Etienne looked into Anabel’s blue eyes. Clever blue eyes. If her plan could work, he might be free. And he need never marry this conniving jade. This time she’d be permanently silenced by her own crime.

“You are an inventive gel,” he told her, pulling undone the satin bows that closed the front of the pelisse. “Why shouldn’t I give you a chance to see if you can accomplish this thing?” One by one, he undid the bows.

“I can accomplish it, I tell you,” she said, slipping away from him to sit on the back of a cane couch. “You have been very preoccupied of late, Etienne.”

He followed until he stood between her splayed thighs. “Can you wonder at my preoccupation? My future is at stake.”

“The viscount is leaving,” she told him. “That will make my task easier. I don’t like that man. He sees too much.”

“Do not underestimate Innes. His innocent prattle is all an act. I swear he has put himself in my way to interfere with the marriage.”

“He has,” she agreed. “I’ve told you as much. But do not worry, my pet. Entertain me instead. To inspire me.”

He fumbled inside the robe and hefted her breasts free.

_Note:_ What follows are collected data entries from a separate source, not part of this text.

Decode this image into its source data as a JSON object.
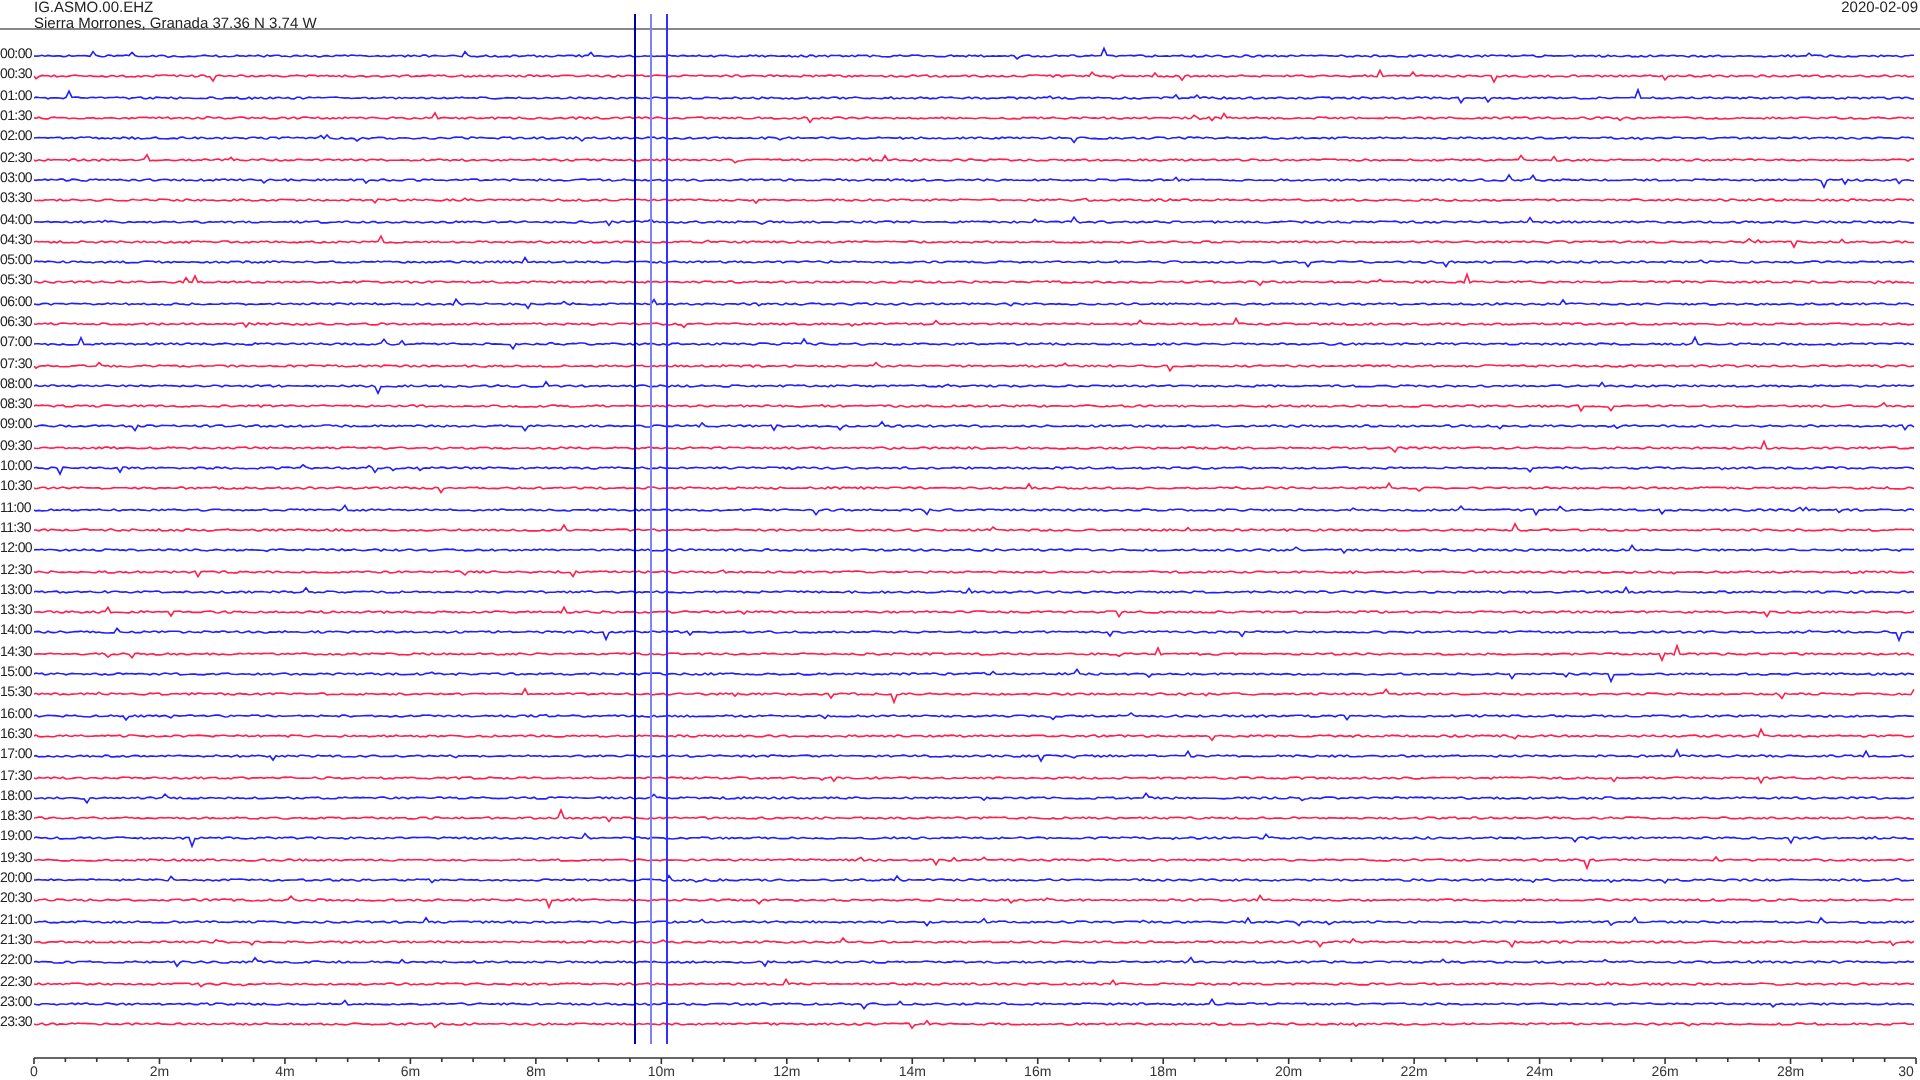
{
  "header": {
    "station": "IG.ASMO.00.EHZ",
    "location": "Sierra Morrones, Granada  37.36 N 3.74 W",
    "date": "2020-02-09"
  },
  "rows": [
    {
      "label": "00:00",
      "color": "#2020ff"
    },
    {
      "label": "00:30",
      "color": "#ff1f4b"
    },
    {
      "label": "01:00",
      "color": "#2020ff"
    },
    {
      "label": "01:30",
      "color": "#ff1f4b"
    },
    {
      "label": "02:00",
      "color": "#2020ff"
    },
    {
      "label": "02:30",
      "color": "#ff1f4b"
    },
    {
      "label": "03:00",
      "color": "#2020ff"
    },
    {
      "label": "03:30",
      "color": "#ff1f4b"
    },
    {
      "label": "04:00",
      "color": "#2020ff"
    },
    {
      "label": "04:30",
      "color": "#ff1f4b"
    },
    {
      "label": "05:00",
      "color": "#2020ff"
    },
    {
      "label": "05:30",
      "color": "#ff1f4b"
    },
    {
      "label": "06:00",
      "color": "#2020ff"
    },
    {
      "label": "06:30",
      "color": "#ff1f4b"
    },
    {
      "label": "07:00",
      "color": "#2020ff"
    },
    {
      "label": "07:30",
      "color": "#ff1f4b"
    },
    {
      "label": "08:00",
      "color": "#2020ff"
    },
    {
      "label": "08:30",
      "color": "#ff1f4b"
    },
    {
      "label": "09:00",
      "color": "#2020ff"
    },
    {
      "label": "09:30",
      "color": "#ff1f4b"
    },
    {
      "label": "10:00",
      "color": "#2020ff"
    },
    {
      "label": "10:30",
      "color": "#ff1f4b"
    },
    {
      "label": "11:00",
      "color": "#2020ff"
    },
    {
      "label": "11:30",
      "color": "#ff1f4b"
    },
    {
      "label": "12:00",
      "color": "#2020ff"
    },
    {
      "label": "12:30",
      "color": "#ff1f4b"
    },
    {
      "label": "13:00",
      "color": "#2020ff"
    },
    {
      "label": "13:30",
      "color": "#ff1f4b"
    },
    {
      "label": "14:00",
      "color": "#2020ff"
    },
    {
      "label": "14:30",
      "color": "#ff1f4b"
    },
    {
      "label": "15:00",
      "color": "#2020ff"
    },
    {
      "label": "15:30",
      "color": "#ff1f4b"
    },
    {
      "label": "16:00",
      "color": "#2020ff"
    },
    {
      "label": "16:30",
      "color": "#ff1f4b"
    },
    {
      "label": "17:00",
      "color": "#2020ff"
    },
    {
      "label": "17:30",
      "color": "#ff1f4b"
    },
    {
      "label": "18:00",
      "color": "#2020ff"
    },
    {
      "label": "18:30",
      "color": "#ff1f4b"
    },
    {
      "label": "19:00",
      "color": "#2020ff"
    },
    {
      "label": "19:30",
      "color": "#ff1f4b"
    },
    {
      "label": "20:00",
      "color": "#2020ff"
    },
    {
      "label": "20:30",
      "color": "#ff1f4b"
    },
    {
      "label": "21:00",
      "color": "#2020ff"
    },
    {
      "label": "21:30",
      "color": "#ff1f4b"
    },
    {
      "label": "22:00",
      "color": "#2020ff"
    },
    {
      "label": "22:30",
      "color": "#ff1f4b"
    },
    {
      "label": "23:00",
      "color": "#2020ff"
    },
    {
      "label": "23:30",
      "color": "#ff1f4b"
    }
  ],
  "x_axis": [
    "0",
    "2m",
    "4m",
    "6m",
    "8m",
    "10m",
    "12m",
    "14m",
    "16m",
    "18m",
    "20m",
    "22m",
    "24m",
    "26m",
    "28m",
    "30"
  ]
}
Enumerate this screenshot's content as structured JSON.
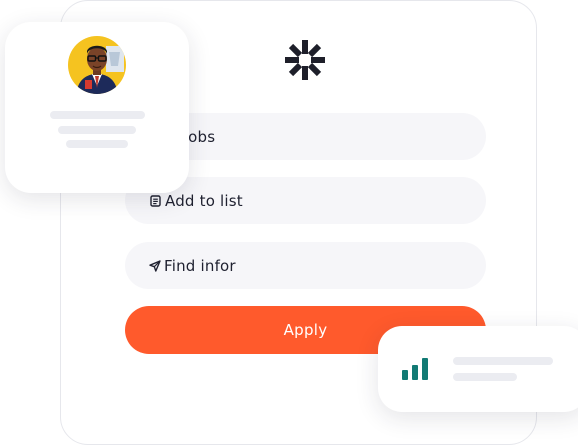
{
  "main": {
    "pills": {
      "jobs_label": "er jobs",
      "list_label": "Add to list",
      "find_label": "Find infor"
    },
    "apply_label": "Apply"
  },
  "colors": {
    "accent": "#ff5a2c",
    "stats_bar": "#117a74",
    "pill_background": "#f6f6f9",
    "skeleton": "#ebecf1"
  },
  "icons": {
    "logo": "asterisk-logo-icon",
    "list": "clipboard-icon",
    "find": "send-icon",
    "stats": "bar-chart-icon"
  }
}
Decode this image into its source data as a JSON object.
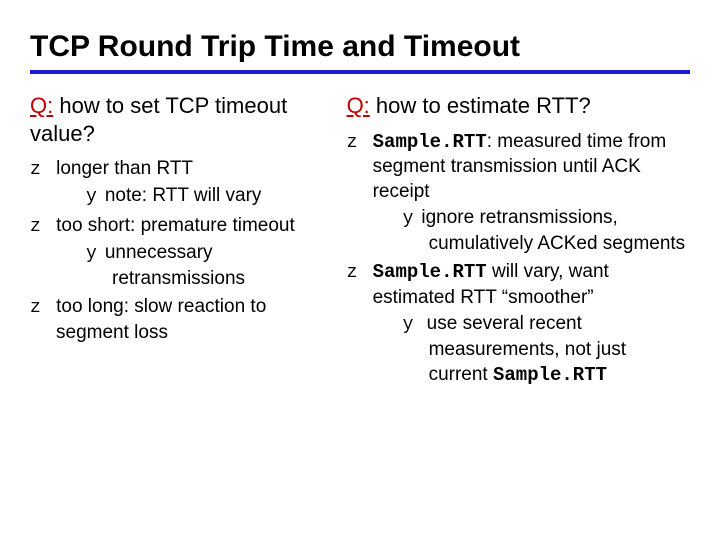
{
  "title": "TCP Round Trip Time and Timeout",
  "left": {
    "q_label": "Q:",
    "q_text": " how to set TCP timeout value?",
    "b1": "longer than RTT",
    "b1s1": "note: RTT will vary",
    "b2": "too short: premature timeout",
    "b2s1": "unnecessary retransmissions",
    "b3": "too long: slow reaction to segment loss"
  },
  "right": {
    "q_label": "Q:",
    "q_text": " how to estimate RTT?",
    "b1_code": "Sample.RTT",
    "b1_rest": ": measured time from segment transmission until ACK receipt",
    "b1s1": "ignore retransmissions, cumulatively ACKed segments",
    "b2_code": "Sample.RTT",
    "b2_rest": " will vary, want estimated RTT “smoother”",
    "b2s1_pre": "use several recent measurements, not just current ",
    "b2s1_code": "Sample.RTT"
  }
}
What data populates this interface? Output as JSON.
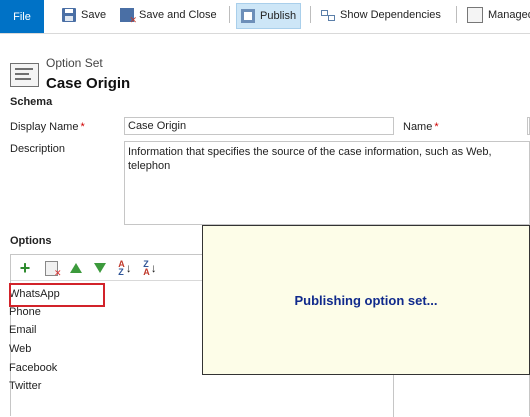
{
  "ribbon": {
    "file_label": "File",
    "save_label": "Save",
    "save_close_label": "Save and Close",
    "publish_label": "Publish",
    "show_dependencies_label": "Show Dependencies",
    "managed_label": "Managed"
  },
  "header": {
    "entity_type": "Option Set",
    "entity_name": "Case Origin"
  },
  "schema": {
    "section_label": "Schema",
    "display_name_label": "Display Name",
    "display_name_value": "Case Origin",
    "name_label": "Name",
    "description_label": "Description",
    "description_value": "Information that specifies the source of the case information, such as Web, telephon"
  },
  "options": {
    "section_label": "Options",
    "items": [
      "WhatsApp",
      "Phone",
      "Email",
      "Web",
      "Facebook",
      "Twitter"
    ]
  },
  "overlay": {
    "message": "Publishing option set..."
  },
  "colors": {
    "file_tab": "#0072c6",
    "required": "#d00000",
    "highlight": "#d2232a",
    "overlay_bg": "#fdfde8",
    "overlay_text": "#102a8c"
  },
  "icons": {
    "add": "plus-icon",
    "delete": "delete-icon",
    "move_up": "arrow-up-icon",
    "move_down": "arrow-down-icon",
    "sort_asc": "sort-ascending-icon",
    "sort_desc": "sort-descending-icon"
  }
}
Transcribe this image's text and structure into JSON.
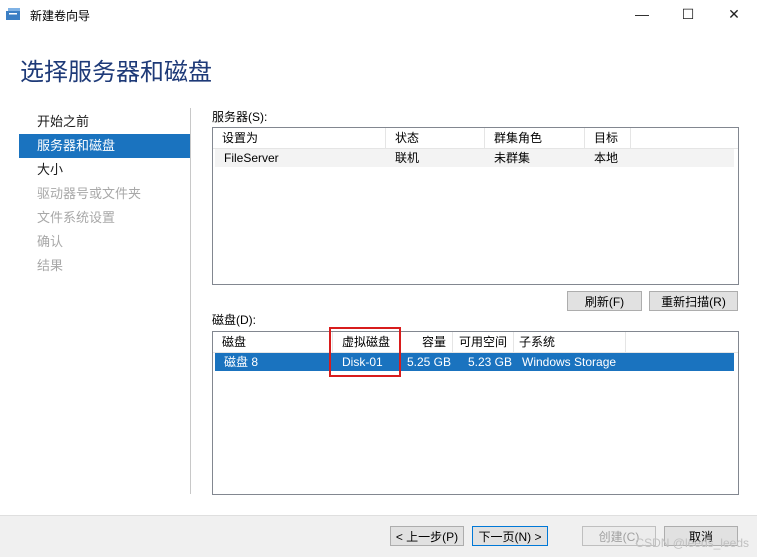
{
  "window": {
    "title": "新建卷向导",
    "minimize_glyph": "—",
    "maximize_glyph": "☐",
    "close_glyph": "✕"
  },
  "page_title": "选择服务器和磁盘",
  "nav": [
    {
      "label": "开始之前",
      "state": "normal"
    },
    {
      "label": "服务器和磁盘",
      "state": "active"
    },
    {
      "label": "大小",
      "state": "normal"
    },
    {
      "label": "驱动器号或文件夹",
      "state": "disabled"
    },
    {
      "label": "文件系统设置",
      "state": "disabled"
    },
    {
      "label": "确认",
      "state": "disabled"
    },
    {
      "label": "结果",
      "state": "disabled"
    }
  ],
  "servers": {
    "label": "服务器(S):",
    "columns": [
      "设置为",
      "状态",
      "群集角色",
      "目标"
    ],
    "rows": [
      [
        "FileServer",
        "联机",
        "未群集",
        "本地"
      ]
    ],
    "refresh_label": "刷新(F)",
    "rescan_label": "重新扫描(R)"
  },
  "disks": {
    "label": "磁盘(D):",
    "columns": [
      "磁盘",
      "虚拟磁盘",
      "容量",
      "可用空间",
      "子系统"
    ],
    "rows": [
      [
        "磁盘 8",
        "Disk-01",
        "5.25 GB",
        "5.23 GB",
        "Windows Storage"
      ]
    ]
  },
  "footer": {
    "prev_label": "< 上一步(P)",
    "next_label": "下一页(N) >",
    "create_label": "创建(C)",
    "cancel_label": "取消"
  },
  "watermark": "CSDN @leeds_leeds",
  "colors": {
    "accent": "#1a73bf",
    "title": "#1e3a78",
    "highlight": "#d81c1c"
  }
}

For a while she was content to mewl and pant and writhe whilst he suckled her distended nipples, but then she plucked at his shoulders and pushed him away and said, “Imagine how the mouse, Philipa, would please you, Etienne. Imagine how
she
would attend to your needs.”

Smiling, he took off his coat. “Regardless, I do believe I shall make sure I take that particular pallid flower before that thief, Innes, can have her.” With one hand he began loosing his trousers; with the other, he sought to tear the remaining bows away. “If you are very good, I may arrange for you to watch. Should you like that?”

“We shall see—later,” Anabel said, laughing and staying his hands. “Not so quickly, Etienne. There is something I have come by recently. I could use it selfishly, but I’d much rather share my pleasure with you. Stand quietly. Be
good.”

Already his shaft sprang free of his clothes.